At a time when memory studies has become a fixture of the interdisciplinary research landscape, this two-day symposium engages critically with the development of the field, the current state of research and points to future directions in cultural memory studies. Prof. Astrid Erll’s (Frankfurt) keynote lecture “New Directions and Challenges in Cultural Memory Studies: Past, Present, Future” on Tuesday 14 June (from 18:00) will frame the key questions guiding this event. A roundtable discussion featuring leading scholars from Frankfurt and Giessen will complete the programme on Wednesday (from 17:00). The core of the two-day programme will see members, associates and partners of the Frankfurt Memory Studies Platform at Goethe University, Frankfurt, and the GCSC/GGK at Justus Liebig University, Giessen, present their current research and reflections on conceptual, theoretical and methodological issues in memory studies.

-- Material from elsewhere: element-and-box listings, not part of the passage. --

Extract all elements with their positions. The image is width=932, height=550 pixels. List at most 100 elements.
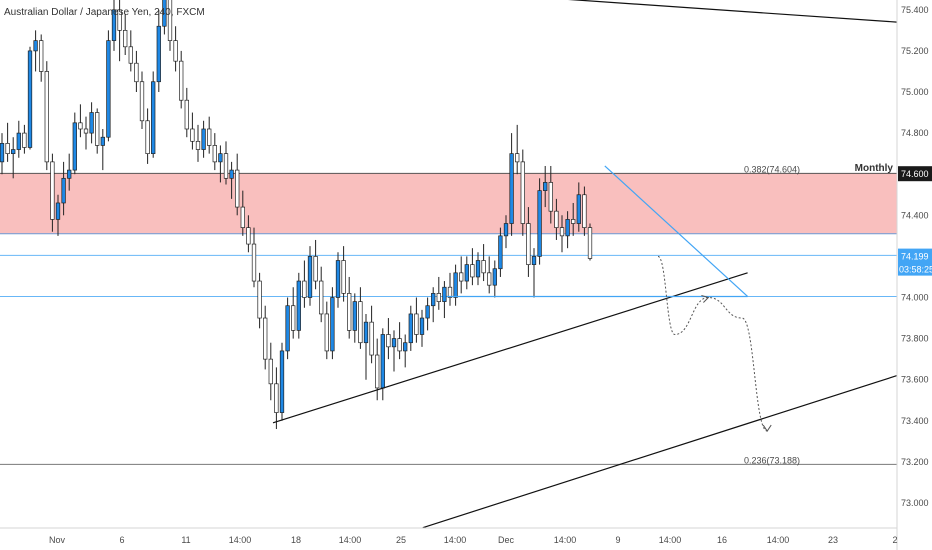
candle-body <box>509 153 514 224</box>
candle <box>218 145 223 183</box>
candle-body <box>39 40 44 72</box>
candle <box>520 149 525 236</box>
candle <box>559 215 565 253</box>
candle-body <box>347 293 352 331</box>
candle-body <box>397 338 402 352</box>
candle-body <box>554 210 559 228</box>
candle-body <box>95 112 100 146</box>
candle-body <box>587 227 593 259</box>
candle-body <box>100 136 105 146</box>
candle-body <box>436 293 441 302</box>
chart-title: Australian Dollar / Japanese Yen, 240, F… <box>4 7 205 18</box>
candle <box>72 112 77 175</box>
candle <box>167 0 173 51</box>
candle-body <box>352 301 357 331</box>
candle-body <box>408 313 413 344</box>
candle-body <box>72 122 77 171</box>
candle <box>543 165 548 208</box>
candle <box>207 116 212 154</box>
candle <box>263 305 268 370</box>
candle <box>509 133 514 236</box>
y-tick-label: 73.400 <box>901 416 929 426</box>
candle <box>481 244 486 282</box>
candle <box>16 120 21 158</box>
candle-body <box>235 169 240 208</box>
candle <box>5 122 10 162</box>
candle <box>0 133 5 175</box>
candle-body <box>22 132 27 148</box>
candle <box>100 128 105 171</box>
x-tick-label: 14:00 <box>229 535 252 545</box>
candle <box>39 34 44 82</box>
candle-body <box>50 161 55 220</box>
x-tick-label: Nov <box>49 535 66 545</box>
candle-body <box>179 60 184 101</box>
x-tick-label: 18 <box>291 535 301 545</box>
candle <box>55 194 61 236</box>
y-tick-label: 73.200 <box>901 457 929 467</box>
candle <box>61 161 66 216</box>
candle <box>240 190 245 236</box>
candle-body <box>61 177 66 204</box>
y-tick-label: 75.200 <box>901 46 929 56</box>
candle <box>223 141 229 185</box>
candlesticks <box>0 0 593 430</box>
candle <box>235 153 240 216</box>
candle-body <box>201 128 206 150</box>
candle-body <box>565 219 570 237</box>
candle <box>459 256 464 294</box>
y-tick-label: 75.400 <box>901 5 929 15</box>
candle <box>302 260 307 308</box>
candle <box>492 260 497 298</box>
candle <box>11 137 16 179</box>
candle <box>162 0 167 35</box>
candle <box>184 87 189 138</box>
candle-body <box>223 153 229 179</box>
resistance-zone <box>0 173 897 234</box>
candle <box>425 297 430 331</box>
candle <box>582 186 587 236</box>
candle <box>391 330 397 372</box>
x-tick-label: 11 <box>181 535 190 545</box>
candle-body <box>117 9 122 31</box>
candle-body <box>391 338 397 348</box>
candle-body <box>498 235 503 270</box>
candle-body <box>442 286 447 302</box>
candle <box>156 9 161 92</box>
candle <box>352 293 357 343</box>
candle <box>464 256 469 290</box>
candle-body <box>229 169 234 179</box>
candle <box>212 133 217 171</box>
x-tick-label: 14:00 <box>554 535 577 545</box>
candle <box>358 287 363 349</box>
trendline-0 <box>272 272 748 424</box>
candle-body <box>548 182 553 212</box>
candle-body <box>190 128 195 142</box>
candle-body <box>302 280 307 298</box>
current-price-label: 74.199 <box>901 252 929 262</box>
candle-body <box>134 62 139 83</box>
candle <box>380 328 385 401</box>
candle <box>475 252 481 286</box>
candle <box>403 334 408 368</box>
candle-body <box>212 145 217 163</box>
candle-body <box>425 305 430 319</box>
candle <box>195 124 201 162</box>
candle-body <box>274 383 279 413</box>
candle <box>408 305 413 351</box>
candle <box>347 276 352 339</box>
candle-body <box>492 268 497 286</box>
candle-body <box>251 243 257 282</box>
candle <box>363 313 369 380</box>
monthly-price-label: 74.600 <box>901 169 929 179</box>
candle <box>89 102 94 144</box>
candle <box>307 246 313 306</box>
x-tick-label: 14:00 <box>339 535 362 545</box>
candle-body <box>184 99 189 130</box>
candle <box>95 108 100 154</box>
candle <box>274 367 279 430</box>
candle <box>571 202 576 236</box>
candle-body <box>268 358 273 385</box>
candle-body <box>145 120 150 154</box>
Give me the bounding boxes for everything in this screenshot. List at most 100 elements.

Showcasing PhD candidates’ and postdocs’ research, the five panels will discuss cultural memory in relation to postcolonial studies and reconciliation, institutions, literature, film, and digital media. Rather than offer narrow perspectives on particular topics or regions, the symposium highlights the entangled inter- and multidisciplinary concerns both in memory studies’ more established foci as well as in the field’s more recent developments. The participants’ talks show how both the colonial and socialist pasts continue to influence the present, while institutions continue to provide a conflicted and contested foundation of memory cultures. Mass media, such as literature, film and digital ones, are explored in their role as important mediators between diverse publics and audiences, on the one hand, and political and institutional actors on the other. The diversity of the papers provides a transnational and transcultural perspective enabling detailed investigation of how both historically and in the twenty-first century memory processes are negotiated in various cultural contexts.

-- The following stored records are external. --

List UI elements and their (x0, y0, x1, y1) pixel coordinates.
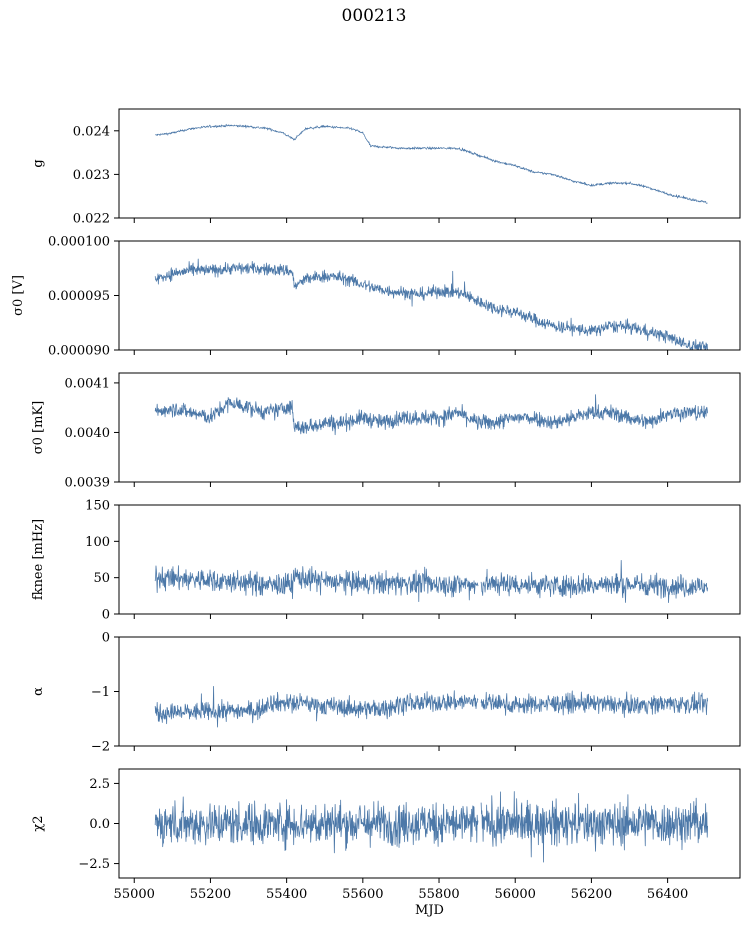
x-tick-label: 55000 (114, 887, 155, 902)
x-tick-label: 56200 (571, 887, 612, 902)
y-tick-label: 0.000100 (48, 235, 110, 250)
x-tick-label: 55200 (190, 887, 231, 902)
y-axis-label: χ2 (31, 815, 46, 831)
x-tick-label: 55800 (418, 887, 459, 902)
y-tick-label: 0.0041 (65, 376, 111, 391)
y-axis-label: σ0 [V] (11, 275, 26, 316)
axes-frame (118, 636, 741, 747)
y-tick-label: 0.024 (73, 124, 110, 139)
x-axis-label: MJD (415, 903, 444, 918)
axes-frame (118, 108, 741, 219)
series-line-3 (154, 394, 709, 436)
y-tick-label: 0.000095 (48, 289, 110, 304)
series-line-4 (154, 559, 709, 603)
y-axis-label: α (31, 687, 46, 696)
y-tick-label: 2.5 (89, 777, 110, 792)
y-tick-label: 0.0 (89, 817, 110, 832)
panel-3: 0.0039 0.0040 0.0041 σ0 [mK] (31, 372, 741, 491)
y-axis-label: σ0 [mK] (31, 401, 46, 454)
y-tick-label: 150 (85, 499, 110, 514)
y-tick-label: 0.0039 (65, 476, 111, 491)
axes-frame (118, 372, 741, 483)
x-tick-label: 56000 (495, 887, 536, 902)
y-tick-label: −2.5 (78, 857, 110, 872)
y-tick-label: 50 (93, 571, 110, 586)
y-tick-label: −1 (91, 685, 110, 700)
series-line-2 (154, 258, 708, 350)
x-tick-label: 55400 (266, 887, 307, 902)
y-tick-label: 0.000090 (48, 344, 110, 359)
panel-1: 0.022 0.023 0.024 g (31, 108, 741, 227)
figure-title: 000213 (341, 6, 407, 26)
y-tick-label: 100 (85, 535, 110, 550)
series-line-1 (155, 123, 708, 204)
series-line-6 (154, 791, 709, 863)
x-tick-label: 55600 (342, 887, 383, 902)
panel-5: −2 −1 0 α (31, 631, 741, 755)
series-line-5 (154, 685, 709, 728)
y-axis-label: fknee [mHz] (31, 519, 46, 600)
y-tick-label: 0 (102, 631, 110, 646)
y-tick-label: −2 (91, 740, 110, 755)
panel-2: 0.000090 0.000095 0.000100 σ0 [V] (11, 235, 741, 359)
y-axis-label: g (31, 159, 46, 167)
panel-6: −2.5 0.0 2.5 55000 55200 55400 55600 55800 56000… (31, 768, 741, 902)
axes-frame (118, 504, 741, 615)
y-tick-label: 0.0040 (65, 426, 111, 441)
x-tick-label: 56400 (647, 887, 688, 902)
panel-4: 0 50 100 150 fknee [mHz] (31, 499, 741, 623)
y-tick-label: 0.022 (73, 212, 110, 227)
y-tick-label: 0 (102, 608, 110, 623)
y-tick-label: 0.023 (73, 168, 110, 183)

The concluding roundtable discussion featuring Horst Carl (Giessen), Astrid Erll (Frankfurt), Andreas Langenohl (Giessen) and Ansgar Nünning (Giessen) will offer a forum for broader reflection on the themes of the symposium and the place of memory studies in the study of culture. The discussion will reflect on the legacies of the Sonderforschungsbereich (SFB) Erinnerungskulturen, or Collaborative Research Centre on Cultures of Memory, founded in 1997 at Justus Liebig University, Giessen, which set out to intensify and broaden the study of memory, emphasizing above all “the plurality of cultural memory” (Erll 2011, 49). Like the entire two-day event, the roundtable will reflect on developments in the past twenty years, on the current state of memory studies and its possible futures in a changing academic, cultural and social landscape. In this respect, it is a particular highlight that the symposium invites some of the initiators of the SFB Erinnerungskulturen and new experts to continue the “thorough historicization of the category of memory” (Erstantrag, 11) and to reflect on the development of memory studies in past, present and future.